Many works had been conducted to predict water quality using Machine Learning (ML) approaches. Some researchers used the traditional Machine Learning models, such as Decision Tree
[13][14], Artificial Neural Network
[12][15][16][17], Support Vector Machine
[18][19][20], K-Nearest Neighbors
[21] and Naïve Bayes
[18][22][23]. However, in recent years, some researchers are moving towards more advanced ML ensemble models, such as Gradient Boosting and Random Forest
[10][24][25][26][27].
Traditional Machine Learning models, such as the Decision Tree model, are frequently found in the literature and performed well on water quality data. However, decision-tree-based ensemble models, including Random Forest (RF) and Gradient Boosting (GB), always outperform the single decision tree
[24]. Among the reasons for this are its ability to manage both regular attributes and data, not being sensitive to missing values and being highly efficient. Compared to other ML models, decision-tree-based models are more favorable to short-term prediction and may have a quicker calculation speed
[26]. Gakii and Jepkoech
[13] compared five different decision tree classifiers, which are Logistic Model Tree (LMT), J48, Hoeffding tree, Random Forest and Decision Stump. They found that J48 showed the highest accuracy of 94%, while Decision Stump showed the lowest accuracy. Another study by Jeihouni et al.

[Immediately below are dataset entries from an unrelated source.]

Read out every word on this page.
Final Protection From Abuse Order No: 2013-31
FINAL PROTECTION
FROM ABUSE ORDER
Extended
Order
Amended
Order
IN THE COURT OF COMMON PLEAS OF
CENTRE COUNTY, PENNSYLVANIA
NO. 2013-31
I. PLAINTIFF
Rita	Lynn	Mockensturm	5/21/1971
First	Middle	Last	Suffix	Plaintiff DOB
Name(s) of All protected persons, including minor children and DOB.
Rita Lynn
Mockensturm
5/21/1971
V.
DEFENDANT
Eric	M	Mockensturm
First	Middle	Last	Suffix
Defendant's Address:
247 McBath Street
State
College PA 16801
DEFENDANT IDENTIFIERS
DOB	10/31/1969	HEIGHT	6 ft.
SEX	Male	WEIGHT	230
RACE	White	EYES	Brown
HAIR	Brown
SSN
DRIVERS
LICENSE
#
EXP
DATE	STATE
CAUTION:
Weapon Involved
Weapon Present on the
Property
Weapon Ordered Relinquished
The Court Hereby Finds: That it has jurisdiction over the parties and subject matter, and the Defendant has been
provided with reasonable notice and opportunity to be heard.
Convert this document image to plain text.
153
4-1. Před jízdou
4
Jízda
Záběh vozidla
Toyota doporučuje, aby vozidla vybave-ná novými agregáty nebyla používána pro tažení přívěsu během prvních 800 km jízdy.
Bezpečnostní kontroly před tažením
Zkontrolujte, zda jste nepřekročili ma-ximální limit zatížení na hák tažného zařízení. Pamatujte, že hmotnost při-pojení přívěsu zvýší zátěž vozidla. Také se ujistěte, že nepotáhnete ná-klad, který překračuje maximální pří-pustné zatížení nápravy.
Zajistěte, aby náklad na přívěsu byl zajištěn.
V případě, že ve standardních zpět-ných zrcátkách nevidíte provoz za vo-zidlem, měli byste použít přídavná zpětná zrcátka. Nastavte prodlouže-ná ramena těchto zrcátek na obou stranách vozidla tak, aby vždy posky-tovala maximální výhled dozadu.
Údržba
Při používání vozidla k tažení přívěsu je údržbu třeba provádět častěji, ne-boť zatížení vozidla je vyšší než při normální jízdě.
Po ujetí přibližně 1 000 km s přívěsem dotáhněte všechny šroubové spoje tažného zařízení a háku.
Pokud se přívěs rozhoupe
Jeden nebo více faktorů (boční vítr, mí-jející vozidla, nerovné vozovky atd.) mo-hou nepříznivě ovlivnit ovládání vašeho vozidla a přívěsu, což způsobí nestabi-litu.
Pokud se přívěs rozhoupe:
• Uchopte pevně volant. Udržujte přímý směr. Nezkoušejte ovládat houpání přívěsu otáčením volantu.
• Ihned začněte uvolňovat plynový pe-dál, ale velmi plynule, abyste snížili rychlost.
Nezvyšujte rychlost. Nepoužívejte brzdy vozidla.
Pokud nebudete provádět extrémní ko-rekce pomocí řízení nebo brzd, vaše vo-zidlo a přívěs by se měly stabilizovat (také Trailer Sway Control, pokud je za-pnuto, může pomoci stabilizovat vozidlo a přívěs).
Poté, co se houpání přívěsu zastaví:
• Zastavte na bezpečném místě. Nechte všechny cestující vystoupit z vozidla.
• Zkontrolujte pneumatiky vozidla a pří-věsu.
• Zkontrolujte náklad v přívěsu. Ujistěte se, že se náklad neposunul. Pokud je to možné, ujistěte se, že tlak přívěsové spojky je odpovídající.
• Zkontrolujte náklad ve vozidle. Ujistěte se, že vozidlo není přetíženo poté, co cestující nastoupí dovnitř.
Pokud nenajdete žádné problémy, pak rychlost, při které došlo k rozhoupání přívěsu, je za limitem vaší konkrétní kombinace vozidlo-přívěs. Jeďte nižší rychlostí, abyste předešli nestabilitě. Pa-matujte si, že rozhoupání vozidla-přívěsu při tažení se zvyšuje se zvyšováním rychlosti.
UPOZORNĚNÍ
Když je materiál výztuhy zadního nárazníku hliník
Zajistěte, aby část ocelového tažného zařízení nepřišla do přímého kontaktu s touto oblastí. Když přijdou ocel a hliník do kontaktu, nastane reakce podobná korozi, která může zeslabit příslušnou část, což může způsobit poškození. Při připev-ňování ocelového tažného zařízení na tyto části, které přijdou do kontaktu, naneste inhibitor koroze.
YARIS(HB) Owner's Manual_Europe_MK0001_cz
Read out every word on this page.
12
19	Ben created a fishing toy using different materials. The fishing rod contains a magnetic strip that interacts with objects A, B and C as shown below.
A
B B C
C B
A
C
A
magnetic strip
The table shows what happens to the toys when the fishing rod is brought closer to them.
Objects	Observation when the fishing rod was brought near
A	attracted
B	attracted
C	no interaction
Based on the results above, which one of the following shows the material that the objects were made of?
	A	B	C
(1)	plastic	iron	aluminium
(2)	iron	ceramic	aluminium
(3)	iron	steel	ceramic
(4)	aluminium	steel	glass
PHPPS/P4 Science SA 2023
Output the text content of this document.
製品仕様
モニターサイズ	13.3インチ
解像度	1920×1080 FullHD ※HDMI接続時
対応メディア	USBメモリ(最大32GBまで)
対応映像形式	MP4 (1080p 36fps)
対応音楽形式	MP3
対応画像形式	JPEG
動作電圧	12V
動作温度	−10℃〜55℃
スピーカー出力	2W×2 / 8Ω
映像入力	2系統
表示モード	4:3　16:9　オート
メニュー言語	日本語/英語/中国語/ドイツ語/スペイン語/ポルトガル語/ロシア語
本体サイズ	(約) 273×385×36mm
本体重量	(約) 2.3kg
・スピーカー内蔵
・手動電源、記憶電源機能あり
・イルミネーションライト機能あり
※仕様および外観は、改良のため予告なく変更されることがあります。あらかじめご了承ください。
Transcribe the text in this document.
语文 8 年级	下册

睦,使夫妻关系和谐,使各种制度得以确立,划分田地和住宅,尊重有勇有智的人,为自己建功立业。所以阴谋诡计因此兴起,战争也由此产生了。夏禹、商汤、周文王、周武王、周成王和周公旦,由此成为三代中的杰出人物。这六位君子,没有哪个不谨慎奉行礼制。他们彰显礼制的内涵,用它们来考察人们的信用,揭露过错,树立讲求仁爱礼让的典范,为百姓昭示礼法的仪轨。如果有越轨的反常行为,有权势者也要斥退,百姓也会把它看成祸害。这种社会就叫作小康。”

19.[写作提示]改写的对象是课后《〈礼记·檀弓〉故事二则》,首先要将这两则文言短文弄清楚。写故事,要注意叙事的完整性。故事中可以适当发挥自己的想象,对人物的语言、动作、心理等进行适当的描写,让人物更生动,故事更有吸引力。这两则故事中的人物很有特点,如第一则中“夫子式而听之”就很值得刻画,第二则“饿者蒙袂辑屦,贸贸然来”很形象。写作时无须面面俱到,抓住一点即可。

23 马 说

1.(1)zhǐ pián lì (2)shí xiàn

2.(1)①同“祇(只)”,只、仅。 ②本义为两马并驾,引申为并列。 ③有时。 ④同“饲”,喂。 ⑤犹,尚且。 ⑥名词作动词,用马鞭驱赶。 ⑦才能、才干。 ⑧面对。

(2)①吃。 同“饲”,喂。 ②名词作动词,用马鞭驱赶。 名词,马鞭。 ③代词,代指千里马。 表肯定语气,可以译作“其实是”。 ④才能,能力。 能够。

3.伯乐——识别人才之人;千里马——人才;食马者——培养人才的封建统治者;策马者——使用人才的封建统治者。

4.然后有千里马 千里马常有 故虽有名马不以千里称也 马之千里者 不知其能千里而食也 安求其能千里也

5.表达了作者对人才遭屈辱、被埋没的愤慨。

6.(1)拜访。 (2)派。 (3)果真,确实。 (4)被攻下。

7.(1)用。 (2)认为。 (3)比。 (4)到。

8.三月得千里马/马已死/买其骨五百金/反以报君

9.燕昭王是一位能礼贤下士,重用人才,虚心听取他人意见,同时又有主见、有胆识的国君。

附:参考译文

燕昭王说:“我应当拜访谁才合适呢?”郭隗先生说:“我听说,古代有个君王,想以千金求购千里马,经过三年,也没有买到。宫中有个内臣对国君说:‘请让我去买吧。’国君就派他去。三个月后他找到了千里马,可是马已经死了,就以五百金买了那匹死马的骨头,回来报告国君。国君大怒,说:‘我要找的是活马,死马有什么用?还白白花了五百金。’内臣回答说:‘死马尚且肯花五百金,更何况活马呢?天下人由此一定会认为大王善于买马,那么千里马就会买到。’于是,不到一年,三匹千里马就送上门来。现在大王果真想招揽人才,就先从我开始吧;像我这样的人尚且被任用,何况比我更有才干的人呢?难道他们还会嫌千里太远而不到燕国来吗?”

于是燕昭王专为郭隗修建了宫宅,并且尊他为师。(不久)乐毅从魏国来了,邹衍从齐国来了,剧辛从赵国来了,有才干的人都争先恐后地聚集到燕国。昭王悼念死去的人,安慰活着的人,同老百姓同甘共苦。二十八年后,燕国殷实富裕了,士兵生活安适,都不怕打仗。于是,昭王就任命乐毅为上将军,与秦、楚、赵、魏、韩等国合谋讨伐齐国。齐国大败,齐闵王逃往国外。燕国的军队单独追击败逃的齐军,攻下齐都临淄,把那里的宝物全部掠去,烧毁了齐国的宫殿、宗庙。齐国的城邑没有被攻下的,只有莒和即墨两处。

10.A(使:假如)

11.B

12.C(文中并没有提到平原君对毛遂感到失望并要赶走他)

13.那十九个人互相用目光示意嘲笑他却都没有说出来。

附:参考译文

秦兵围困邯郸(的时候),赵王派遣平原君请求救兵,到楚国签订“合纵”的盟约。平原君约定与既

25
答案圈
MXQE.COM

[14] also compared five decision-tree-based models, which are Random Tree, Random Forest, Ordinary Decision Tree (ODT), Chi-square Automatic Interaction Detector and Iterative Dichotomiser 3 (ID3), to determine high water quality zones. They found that ODT and Random Forest produce higher accuracy compared to the other algorithms and the methods are more suitable for continuous datasets.
Another popular Machine Learning model to predict water quality is Artificial Neural Network (ANN). ANN is a remarkable data-driven model that can cater both linear and non-linear associations among output and input data. It is used to treat the non-linearity of water quality data and the uncertainty of contaminant source. However, the performance of ANN can be obstructed if the training data are imbalanced and when all initial weights of the parameter have the same value. In India, Aradhana and Singh
[8] used ANN algorithms to predict water quality. They found that Lavenberg Marquardt (LM) algorithm has a better performance than the Gradient Descent Adaptive (GDA) algorithm. Abyaneh
[5] used ANN and multivariate linear regression models in his research and found that the ANN model outperforms the MLR model. However, the research only assessed the performance of the ANN model using root-mean-square error (RMSE), coefficient of correlation (r) and bias values. Although ANN models are the most broadly used, they have a drawback as the prediction power becomes weak if they are used with a small dataset and the testing data are outside the range of the training data
[28].
Support Vector Machine has also been extensively used in water quality studies. Some studies proved that SVM is the best model in predicting water quality compared to other models. A study by Babbar and Babbar
[11] found that Support Vector Machine and Decision Tree are the best classifiers because they have the lowest error rate, which is 0%, in classifying water quality class compared to ANN, Naive Bayes and K-NN classifiers. It also revealed that ML models can quickly determine the water quality class if the data provided represent an accurate representation of domain knowledge. In China, Liu and Lu
[12] developed the SVM and ANN model to predict phosphorus and nitrogen. They found that SVM model achieves a better forecasting accuracy compared to the ANN model. This is because the SVM model optimizes a smaller number of parameters acquired from the principle of structural risk minimization, hence avoiding the occurrence of overtraining data to have a better generalization ability
[12]. This is supported by another study in Eastern Azerbaijan, Iran
[16]. They found that SVM has a better performance compared to the K-Nearest Neighbor algorithm in estimating two water quality parameters, which are total dissolved solid and conductivity. The results showed smaller error and higher R
2 than the results attained in Abbasi et al.’s report
[4]. Naïve Bayes has also been widely used for predicting water quality. A study by Vijay and Kamaraj
[22] found that Random Forest and Naïve Bayes produce better accuracy and low classification error compared to the C5.0 classifier. However, traditional ML models, for example, Decision Tree, ANN, Naïve Bayes and SVM, do not perform well. They have some weaknesses, such as a high tendency to be biased and a high variance
[22]. For example, SVM uses the structural risk minimization principle to address overfitting problem in Machine Learning by reducing the model’s complexity and fitting the training data successfully
[29]. Meanwhile, the Bayes model uses prior and posterior probabilities in order to prevent overfitting problems and bias from using only sample information. In ANN, the training process takes a longer time and overfitting problems may occur if there are too many layers, while the prediction error may be affected if there are not enough layers
[30]. Overfitting is a fundamental issue in supervised Machine Learning that prevents the perfect generalization of the model to fit the data observed on the training data, as well as unseen data on the testing set. Hence, overfitting occurs due to the presence of noise, a limited training set size, and classifier complexity
[30]. One of the strategies considered by many previous works to reduce the effects of overfitting is to adopt more advanced methods, such as the ensemble method.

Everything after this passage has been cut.